24. Names. The words “Borrower” and “Lender” whenever used herein shall include all individuals, corporations (and if a corporation, its officers, employees, agents or attorneys) and any and all other persons or entities, and the respective heirs, executors, administrators, legal representatives, successors and assigns of the parties hereto, and all those holding under either of them, and the pronouns used herein shall include, when appropriate, either gender and both singular and plural, and the word “Note” shall also include one or more notes and the grammatical construction of sentences shall conform thereto.
25. Security Deed. This conveyance is to be construed under the existing laws of the State of Georgia as a deed passing title, and not as a mortgage, and is intended to secure the payment of all sums secured hereby. It is also the intent of the parties, as provided by O.C.G.A. S 44-14-80(a)(1), to establish for the benefit of Lender herein a perpetual or indefinite security interest in the property conveyed to secure the debt evidenced by this Deed to Secure Debt.
IN WITNESS WHEREOF, Borrower has executed and sealed this Deed to Secure Debt the year and date first above written.
SGB Development Corp | ||
By: | /s/ Paul Galvin | |
Paul Galvin, Its President |
Signed, sealed, and delivered in | |
our presence, on August 19, 2022. | |
/s/ Kimberly Kakerbeck | |
Witness | |
/s/ Christine M. Thierry | |
Notary Public | |
My Commission Expires: 8/12/2023 |
10
Exhibit “A”
All that lot, tract or parcel of land lying and being in the City of St. Marys, 29th G.M. District, Camden County, Georgia more particularly described as follows:
All of Parcel 3, as more particularly shown and described on that certain plat of survey prepared by Jeffrey S. Foster, Georgia Registered Land Surveyor No. 3143, dated August 5, 2022, recorded in Plat Book 2022, page 93, Camden County, Georgia, records.

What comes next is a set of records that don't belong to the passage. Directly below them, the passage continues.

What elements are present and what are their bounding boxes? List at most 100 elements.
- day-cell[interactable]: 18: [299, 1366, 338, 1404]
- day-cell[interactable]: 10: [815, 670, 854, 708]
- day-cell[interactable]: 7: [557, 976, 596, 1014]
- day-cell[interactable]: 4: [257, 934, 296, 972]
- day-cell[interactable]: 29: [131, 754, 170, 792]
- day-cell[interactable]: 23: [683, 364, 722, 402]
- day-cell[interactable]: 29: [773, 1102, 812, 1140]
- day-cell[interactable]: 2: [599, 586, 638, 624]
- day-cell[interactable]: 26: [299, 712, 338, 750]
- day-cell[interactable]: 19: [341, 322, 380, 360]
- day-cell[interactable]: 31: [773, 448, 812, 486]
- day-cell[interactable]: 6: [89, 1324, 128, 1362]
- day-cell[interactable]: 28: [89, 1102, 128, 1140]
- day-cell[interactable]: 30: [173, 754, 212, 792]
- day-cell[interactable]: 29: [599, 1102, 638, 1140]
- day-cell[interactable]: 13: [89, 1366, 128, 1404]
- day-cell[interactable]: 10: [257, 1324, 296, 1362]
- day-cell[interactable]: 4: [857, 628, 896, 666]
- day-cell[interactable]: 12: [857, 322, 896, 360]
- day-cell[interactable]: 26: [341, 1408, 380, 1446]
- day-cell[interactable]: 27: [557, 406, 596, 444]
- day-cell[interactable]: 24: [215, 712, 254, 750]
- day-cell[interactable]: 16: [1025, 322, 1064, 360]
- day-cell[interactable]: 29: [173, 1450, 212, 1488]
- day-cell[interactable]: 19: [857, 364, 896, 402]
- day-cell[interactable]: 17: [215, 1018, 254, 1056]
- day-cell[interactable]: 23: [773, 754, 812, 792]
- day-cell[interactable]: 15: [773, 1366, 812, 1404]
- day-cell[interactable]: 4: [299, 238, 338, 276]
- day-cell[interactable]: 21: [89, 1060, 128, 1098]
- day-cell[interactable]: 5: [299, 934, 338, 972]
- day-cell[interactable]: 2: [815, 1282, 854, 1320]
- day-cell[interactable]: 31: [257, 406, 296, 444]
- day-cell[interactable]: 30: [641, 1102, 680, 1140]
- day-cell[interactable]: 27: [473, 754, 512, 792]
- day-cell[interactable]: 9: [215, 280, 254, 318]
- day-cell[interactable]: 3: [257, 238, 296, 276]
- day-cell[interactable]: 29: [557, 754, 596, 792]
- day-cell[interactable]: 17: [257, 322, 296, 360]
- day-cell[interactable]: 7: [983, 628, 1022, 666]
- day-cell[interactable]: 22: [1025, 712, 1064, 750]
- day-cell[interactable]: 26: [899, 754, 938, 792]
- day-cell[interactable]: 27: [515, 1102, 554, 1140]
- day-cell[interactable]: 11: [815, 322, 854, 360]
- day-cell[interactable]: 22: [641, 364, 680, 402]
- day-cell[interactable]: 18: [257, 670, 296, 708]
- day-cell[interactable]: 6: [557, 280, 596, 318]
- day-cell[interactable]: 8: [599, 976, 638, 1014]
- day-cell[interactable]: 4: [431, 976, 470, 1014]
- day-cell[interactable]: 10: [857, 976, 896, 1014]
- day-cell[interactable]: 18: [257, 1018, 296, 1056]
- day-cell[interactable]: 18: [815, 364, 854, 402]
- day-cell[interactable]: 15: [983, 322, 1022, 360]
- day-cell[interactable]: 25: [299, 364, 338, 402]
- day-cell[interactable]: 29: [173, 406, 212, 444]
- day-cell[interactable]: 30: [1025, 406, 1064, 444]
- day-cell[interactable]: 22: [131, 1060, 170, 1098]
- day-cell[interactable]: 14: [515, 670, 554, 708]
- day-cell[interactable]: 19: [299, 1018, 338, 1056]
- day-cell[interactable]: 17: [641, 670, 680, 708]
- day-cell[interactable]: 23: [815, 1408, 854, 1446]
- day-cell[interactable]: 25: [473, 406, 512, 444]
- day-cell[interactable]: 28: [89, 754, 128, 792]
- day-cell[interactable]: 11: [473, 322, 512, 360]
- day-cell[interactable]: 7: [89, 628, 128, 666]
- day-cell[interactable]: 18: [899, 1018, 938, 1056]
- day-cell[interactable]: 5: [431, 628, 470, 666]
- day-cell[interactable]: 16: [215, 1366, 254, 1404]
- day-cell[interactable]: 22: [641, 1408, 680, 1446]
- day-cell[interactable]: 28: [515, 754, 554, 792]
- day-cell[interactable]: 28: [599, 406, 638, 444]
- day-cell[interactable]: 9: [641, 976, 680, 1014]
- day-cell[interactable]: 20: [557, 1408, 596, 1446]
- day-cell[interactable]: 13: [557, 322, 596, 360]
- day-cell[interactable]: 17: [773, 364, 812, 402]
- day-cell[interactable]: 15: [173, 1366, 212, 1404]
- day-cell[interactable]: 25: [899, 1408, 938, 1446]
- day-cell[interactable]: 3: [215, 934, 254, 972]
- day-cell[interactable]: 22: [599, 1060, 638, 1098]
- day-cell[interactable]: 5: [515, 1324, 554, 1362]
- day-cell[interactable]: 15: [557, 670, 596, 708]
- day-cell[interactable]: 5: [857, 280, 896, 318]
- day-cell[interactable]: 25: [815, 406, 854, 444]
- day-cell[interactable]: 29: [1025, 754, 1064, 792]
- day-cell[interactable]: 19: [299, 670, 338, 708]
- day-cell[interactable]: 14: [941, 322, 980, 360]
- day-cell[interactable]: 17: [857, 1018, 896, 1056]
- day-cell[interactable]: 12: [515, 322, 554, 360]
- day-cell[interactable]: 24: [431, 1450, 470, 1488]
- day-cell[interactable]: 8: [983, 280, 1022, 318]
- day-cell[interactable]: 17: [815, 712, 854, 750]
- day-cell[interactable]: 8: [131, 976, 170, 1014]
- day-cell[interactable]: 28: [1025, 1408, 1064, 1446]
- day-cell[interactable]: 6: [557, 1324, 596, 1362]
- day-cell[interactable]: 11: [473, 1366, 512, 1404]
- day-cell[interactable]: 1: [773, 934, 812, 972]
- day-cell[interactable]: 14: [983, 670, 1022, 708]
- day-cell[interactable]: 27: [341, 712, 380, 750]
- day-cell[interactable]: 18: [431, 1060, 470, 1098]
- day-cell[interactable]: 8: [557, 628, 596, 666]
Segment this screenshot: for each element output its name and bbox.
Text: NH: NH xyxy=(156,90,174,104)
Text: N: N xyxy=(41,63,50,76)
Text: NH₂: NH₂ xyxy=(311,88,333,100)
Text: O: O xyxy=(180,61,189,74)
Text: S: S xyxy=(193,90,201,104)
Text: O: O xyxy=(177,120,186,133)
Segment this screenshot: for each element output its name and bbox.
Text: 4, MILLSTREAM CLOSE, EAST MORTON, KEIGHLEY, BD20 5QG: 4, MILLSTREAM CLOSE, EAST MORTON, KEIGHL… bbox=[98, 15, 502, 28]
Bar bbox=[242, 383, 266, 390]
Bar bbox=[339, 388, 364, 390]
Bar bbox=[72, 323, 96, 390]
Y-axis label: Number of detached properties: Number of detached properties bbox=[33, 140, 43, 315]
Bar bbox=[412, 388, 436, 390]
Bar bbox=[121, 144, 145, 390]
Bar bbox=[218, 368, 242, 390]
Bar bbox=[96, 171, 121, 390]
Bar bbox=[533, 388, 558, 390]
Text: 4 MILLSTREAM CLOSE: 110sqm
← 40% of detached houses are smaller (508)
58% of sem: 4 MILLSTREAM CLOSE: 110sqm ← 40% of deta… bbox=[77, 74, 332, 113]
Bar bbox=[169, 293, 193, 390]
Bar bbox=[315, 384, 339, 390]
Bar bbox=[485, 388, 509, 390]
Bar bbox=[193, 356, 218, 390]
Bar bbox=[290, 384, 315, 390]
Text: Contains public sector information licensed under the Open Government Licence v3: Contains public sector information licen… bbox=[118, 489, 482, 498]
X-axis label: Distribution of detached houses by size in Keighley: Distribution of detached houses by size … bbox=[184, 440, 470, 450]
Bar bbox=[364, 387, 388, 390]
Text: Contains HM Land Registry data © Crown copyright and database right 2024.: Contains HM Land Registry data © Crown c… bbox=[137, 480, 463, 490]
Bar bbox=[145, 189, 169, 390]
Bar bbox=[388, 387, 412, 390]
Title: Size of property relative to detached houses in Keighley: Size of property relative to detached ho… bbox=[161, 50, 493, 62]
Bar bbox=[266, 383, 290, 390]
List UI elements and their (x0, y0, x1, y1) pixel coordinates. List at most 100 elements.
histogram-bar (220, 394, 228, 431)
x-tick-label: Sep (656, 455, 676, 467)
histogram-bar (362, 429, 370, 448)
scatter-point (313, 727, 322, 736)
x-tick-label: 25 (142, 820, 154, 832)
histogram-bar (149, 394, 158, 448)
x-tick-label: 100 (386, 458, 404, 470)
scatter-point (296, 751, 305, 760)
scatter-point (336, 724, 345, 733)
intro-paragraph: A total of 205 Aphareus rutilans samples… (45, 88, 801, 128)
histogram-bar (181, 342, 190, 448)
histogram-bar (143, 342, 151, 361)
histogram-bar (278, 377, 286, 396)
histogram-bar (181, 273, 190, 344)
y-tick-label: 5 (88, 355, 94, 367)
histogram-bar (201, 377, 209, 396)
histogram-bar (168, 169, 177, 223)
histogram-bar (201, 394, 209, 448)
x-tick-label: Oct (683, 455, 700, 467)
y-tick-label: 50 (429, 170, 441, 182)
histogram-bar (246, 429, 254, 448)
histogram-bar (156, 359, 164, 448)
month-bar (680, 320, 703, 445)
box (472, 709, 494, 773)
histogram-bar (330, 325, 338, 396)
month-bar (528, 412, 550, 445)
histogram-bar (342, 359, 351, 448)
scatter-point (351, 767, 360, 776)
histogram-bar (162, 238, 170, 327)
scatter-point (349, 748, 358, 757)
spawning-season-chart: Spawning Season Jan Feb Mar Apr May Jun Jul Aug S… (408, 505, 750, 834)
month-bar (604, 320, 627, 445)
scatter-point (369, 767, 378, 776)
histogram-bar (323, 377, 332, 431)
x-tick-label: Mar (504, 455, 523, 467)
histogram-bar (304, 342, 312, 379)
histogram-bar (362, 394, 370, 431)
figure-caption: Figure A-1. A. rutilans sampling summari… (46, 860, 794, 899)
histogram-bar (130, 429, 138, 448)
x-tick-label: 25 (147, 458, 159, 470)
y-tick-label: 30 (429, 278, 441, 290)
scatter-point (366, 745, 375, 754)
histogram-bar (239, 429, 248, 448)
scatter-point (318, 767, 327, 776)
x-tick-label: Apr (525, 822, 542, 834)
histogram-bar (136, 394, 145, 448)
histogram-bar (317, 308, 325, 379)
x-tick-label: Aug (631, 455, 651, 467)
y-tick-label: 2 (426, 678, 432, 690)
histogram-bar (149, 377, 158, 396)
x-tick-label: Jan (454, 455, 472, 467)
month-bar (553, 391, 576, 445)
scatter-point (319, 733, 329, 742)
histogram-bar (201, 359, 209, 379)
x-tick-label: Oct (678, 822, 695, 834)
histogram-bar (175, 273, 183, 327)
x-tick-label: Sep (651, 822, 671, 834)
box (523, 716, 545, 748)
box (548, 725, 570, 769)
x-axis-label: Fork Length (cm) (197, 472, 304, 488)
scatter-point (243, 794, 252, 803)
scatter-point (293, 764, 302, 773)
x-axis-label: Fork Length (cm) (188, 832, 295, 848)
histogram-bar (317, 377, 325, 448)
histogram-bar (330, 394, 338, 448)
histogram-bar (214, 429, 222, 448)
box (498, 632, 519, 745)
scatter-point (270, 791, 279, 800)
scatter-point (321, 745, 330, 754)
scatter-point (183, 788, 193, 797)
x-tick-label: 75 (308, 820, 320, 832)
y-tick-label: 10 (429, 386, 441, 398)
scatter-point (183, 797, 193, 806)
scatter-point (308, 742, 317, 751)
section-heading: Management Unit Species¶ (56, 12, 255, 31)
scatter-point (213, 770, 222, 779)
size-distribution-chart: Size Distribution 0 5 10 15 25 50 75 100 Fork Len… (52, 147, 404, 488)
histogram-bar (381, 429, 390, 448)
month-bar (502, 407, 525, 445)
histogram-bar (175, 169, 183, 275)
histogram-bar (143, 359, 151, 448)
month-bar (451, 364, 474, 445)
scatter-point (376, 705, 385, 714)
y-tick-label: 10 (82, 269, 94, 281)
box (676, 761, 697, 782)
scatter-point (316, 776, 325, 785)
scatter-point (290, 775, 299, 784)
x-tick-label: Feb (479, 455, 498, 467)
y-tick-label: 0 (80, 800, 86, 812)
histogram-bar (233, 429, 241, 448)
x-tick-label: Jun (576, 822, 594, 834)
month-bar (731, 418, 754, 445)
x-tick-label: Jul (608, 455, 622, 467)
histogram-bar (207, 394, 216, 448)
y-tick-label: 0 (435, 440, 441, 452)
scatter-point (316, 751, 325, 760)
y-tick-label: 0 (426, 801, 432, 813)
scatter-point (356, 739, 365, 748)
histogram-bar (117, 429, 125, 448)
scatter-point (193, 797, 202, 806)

Together with an easement for ingress, egress, access, and utilities over, under, and through Roadway Parcel “A,” Roadway Parcel “B,” Dandy Street Extension, and Point Peter Road Additional Right-of-Way, as more particularly shown and described on that certain plat of survey prepared by Jeffrey S. Foster, Georgia Registered Land Surveyor No. 3143, dated August 16, 2022, recorded in Plat Book 2022, page 91, Camden County, Georgia, records. Said easement shall run with and be appurtenant to the property hereby conveyed.